Metadata & Lineage

The root of understanding

Metadata describes the content and structure of the data that flows through the system. It is the key to building a common understanding of the data from end-to-end.

It provides a linkage between the structural definitions within technology systems and the points from where data originates both conceptually (as an idea) and physically (from another system or location). 

It allows similarities and differences within data to be described by nuanced business descriptions.

To extract maximum value from data, all organisations must have a metadata strategy from the point of capture through to the point of exploitation.

Defining connections

Individual metadata elements may exist within business glossaries, data models, technical definitions of systems, reference data catalogues and other dictionaries. 

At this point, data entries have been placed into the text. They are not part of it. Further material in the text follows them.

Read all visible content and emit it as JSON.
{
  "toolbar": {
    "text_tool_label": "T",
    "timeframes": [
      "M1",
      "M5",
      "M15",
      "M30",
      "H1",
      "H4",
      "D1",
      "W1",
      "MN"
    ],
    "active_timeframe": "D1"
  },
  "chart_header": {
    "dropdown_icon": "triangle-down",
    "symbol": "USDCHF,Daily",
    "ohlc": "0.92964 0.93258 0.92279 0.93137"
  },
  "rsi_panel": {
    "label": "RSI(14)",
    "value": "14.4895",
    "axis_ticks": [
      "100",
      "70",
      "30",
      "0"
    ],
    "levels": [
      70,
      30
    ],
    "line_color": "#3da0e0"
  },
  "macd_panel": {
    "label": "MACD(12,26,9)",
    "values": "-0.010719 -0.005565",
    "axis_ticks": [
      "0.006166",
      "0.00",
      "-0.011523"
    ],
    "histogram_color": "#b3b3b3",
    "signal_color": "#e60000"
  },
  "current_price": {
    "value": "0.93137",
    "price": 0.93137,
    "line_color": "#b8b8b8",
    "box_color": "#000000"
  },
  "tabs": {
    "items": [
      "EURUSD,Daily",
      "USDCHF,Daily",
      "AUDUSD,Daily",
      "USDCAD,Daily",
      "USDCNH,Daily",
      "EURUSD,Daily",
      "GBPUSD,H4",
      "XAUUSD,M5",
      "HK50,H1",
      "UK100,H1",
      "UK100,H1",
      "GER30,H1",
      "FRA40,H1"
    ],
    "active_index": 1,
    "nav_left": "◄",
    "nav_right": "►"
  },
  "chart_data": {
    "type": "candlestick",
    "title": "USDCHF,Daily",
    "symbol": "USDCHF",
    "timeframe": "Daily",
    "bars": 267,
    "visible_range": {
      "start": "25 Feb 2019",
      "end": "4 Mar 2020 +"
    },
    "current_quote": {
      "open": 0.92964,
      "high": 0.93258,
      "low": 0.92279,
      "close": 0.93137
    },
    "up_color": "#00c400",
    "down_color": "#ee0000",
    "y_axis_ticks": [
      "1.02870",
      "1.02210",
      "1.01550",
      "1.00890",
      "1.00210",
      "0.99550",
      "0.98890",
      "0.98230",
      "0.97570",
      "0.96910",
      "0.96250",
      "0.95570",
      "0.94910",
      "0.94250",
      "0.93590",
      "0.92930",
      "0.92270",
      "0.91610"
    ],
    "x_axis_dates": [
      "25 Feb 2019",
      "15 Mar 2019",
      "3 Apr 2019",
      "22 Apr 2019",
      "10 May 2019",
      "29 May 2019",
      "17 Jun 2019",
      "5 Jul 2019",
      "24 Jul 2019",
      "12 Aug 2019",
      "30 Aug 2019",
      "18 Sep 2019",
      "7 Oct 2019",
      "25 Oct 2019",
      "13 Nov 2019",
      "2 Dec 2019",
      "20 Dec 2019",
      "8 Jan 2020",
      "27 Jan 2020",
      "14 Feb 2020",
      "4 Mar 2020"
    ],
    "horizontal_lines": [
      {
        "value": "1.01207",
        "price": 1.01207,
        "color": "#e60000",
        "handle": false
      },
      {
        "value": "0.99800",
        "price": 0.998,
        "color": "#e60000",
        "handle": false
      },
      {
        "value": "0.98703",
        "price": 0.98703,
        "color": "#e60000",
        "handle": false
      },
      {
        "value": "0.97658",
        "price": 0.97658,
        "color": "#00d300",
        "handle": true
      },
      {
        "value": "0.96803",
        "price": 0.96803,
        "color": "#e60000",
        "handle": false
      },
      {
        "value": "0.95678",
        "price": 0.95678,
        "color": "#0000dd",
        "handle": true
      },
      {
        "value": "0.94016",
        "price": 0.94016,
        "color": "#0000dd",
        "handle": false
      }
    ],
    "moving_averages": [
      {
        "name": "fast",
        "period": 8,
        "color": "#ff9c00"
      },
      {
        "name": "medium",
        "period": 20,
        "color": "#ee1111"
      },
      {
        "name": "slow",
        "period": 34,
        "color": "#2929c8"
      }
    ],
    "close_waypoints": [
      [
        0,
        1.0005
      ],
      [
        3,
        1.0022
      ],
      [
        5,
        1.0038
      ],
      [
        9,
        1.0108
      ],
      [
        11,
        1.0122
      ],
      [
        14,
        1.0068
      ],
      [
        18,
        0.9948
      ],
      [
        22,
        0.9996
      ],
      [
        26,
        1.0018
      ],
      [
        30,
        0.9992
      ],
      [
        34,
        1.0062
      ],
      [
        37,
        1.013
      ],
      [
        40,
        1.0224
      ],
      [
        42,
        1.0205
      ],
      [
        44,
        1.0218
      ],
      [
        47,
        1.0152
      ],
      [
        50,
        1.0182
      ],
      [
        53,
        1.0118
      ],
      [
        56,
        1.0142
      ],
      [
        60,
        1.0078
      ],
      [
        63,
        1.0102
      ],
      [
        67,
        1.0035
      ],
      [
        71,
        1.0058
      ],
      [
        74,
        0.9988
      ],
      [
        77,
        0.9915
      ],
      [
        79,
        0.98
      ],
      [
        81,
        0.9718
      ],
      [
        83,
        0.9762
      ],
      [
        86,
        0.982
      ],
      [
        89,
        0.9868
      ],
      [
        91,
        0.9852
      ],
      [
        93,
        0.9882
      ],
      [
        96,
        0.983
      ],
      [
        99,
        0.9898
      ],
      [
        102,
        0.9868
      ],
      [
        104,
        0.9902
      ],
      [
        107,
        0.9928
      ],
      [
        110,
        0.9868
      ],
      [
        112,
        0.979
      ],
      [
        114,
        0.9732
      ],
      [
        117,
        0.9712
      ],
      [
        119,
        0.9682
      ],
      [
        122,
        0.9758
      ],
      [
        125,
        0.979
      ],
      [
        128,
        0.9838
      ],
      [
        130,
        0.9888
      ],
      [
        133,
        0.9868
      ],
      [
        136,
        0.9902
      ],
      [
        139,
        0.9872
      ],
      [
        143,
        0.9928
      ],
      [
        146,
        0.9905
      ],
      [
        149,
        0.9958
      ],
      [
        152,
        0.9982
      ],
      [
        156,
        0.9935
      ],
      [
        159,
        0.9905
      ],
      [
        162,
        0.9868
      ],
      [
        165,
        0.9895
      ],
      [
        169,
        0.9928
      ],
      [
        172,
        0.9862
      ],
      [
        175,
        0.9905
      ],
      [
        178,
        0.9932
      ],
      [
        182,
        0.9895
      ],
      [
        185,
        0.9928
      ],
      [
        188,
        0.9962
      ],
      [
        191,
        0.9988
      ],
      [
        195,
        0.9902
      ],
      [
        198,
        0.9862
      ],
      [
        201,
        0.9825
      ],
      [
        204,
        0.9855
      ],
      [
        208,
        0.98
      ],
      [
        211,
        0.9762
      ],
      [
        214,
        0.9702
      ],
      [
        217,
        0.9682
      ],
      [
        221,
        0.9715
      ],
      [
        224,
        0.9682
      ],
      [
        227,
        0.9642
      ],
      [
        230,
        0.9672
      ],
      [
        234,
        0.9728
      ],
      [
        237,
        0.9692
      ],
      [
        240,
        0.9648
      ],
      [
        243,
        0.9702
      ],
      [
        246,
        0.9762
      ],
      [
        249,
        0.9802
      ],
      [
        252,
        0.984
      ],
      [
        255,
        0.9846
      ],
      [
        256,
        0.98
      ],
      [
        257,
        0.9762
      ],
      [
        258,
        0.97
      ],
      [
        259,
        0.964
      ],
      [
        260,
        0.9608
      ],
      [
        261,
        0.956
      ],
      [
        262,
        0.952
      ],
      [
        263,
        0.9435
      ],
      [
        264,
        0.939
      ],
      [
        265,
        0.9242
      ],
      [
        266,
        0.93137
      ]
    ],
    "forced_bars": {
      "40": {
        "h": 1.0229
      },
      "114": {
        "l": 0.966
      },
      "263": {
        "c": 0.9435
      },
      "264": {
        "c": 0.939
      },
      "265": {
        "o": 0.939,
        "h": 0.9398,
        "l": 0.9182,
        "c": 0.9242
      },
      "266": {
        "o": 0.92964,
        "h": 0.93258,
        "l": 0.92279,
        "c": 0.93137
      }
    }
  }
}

The relationships between these elements is called lineage. Lineage tells consumers of the data about the provenance of the data, whether it can be trusted, how it may be used and whether it can be further shared.

 

Maximum clarity, maximum value

Managing metadata is key to building an effective data landscape. In earlier times it was difficult and expensive to modify source systems to add new fields but within a Big Data environment, where it is cheap and easy to ingest data from a wide array of sources, the cost of adding new fields has been moved from the point of data capture to the point of downstream integration and exploitation. Where there are multiple consumers of the same data, the cost of integration is increased exponentially where poorly defined upstream metadata leads to duplicated or multiple similar downstream integrations being carried out multiple times. 

There is an old adage that fixing data at source is 100 times cheaper than fixing it and cleaning it up downstream. That must surely apply also to defining and managing metadata as close to source as possible. The most effective thing that a Data Architect can do to increase overall value is to increase interoperability. And interoperability is completely dependent on accurately defined and documented metadata at the point of capture, integration and exploitation.

Data will flow within and beyond an organisation wherever it is needed to flow – data can be exploited far beyond where it is captured. In these extended data supply chains, who is responsible for defining metadata? This is where it is helpful to think of decentralised domains and adopt a product-centric way of thinking. 

Each domain will capture data at source or ingest it from upstream. Upstream documentation and standards from source will of course help define the target domain. But owners of the domain should be thinking in terms of delighting their own data consumers, taking responsibility for documenting their metadata in a way that makes use of their data products seamless. If the data that you produce within a domain is to be consumed by others then you need a metadata and lineage strategy that describes the data and where it comes from. So the point to define metadata is first of all at the point of capture – at the point of immediate subject matter expertise. The next is at the point of integration  within the domain and the final point where data exits your domain – alongside the data footprint and data products that are exposed to consumers.

Each domain will therefore require an appropriate metadata strategy that delights tier consumers and maximises value added to the supply chain.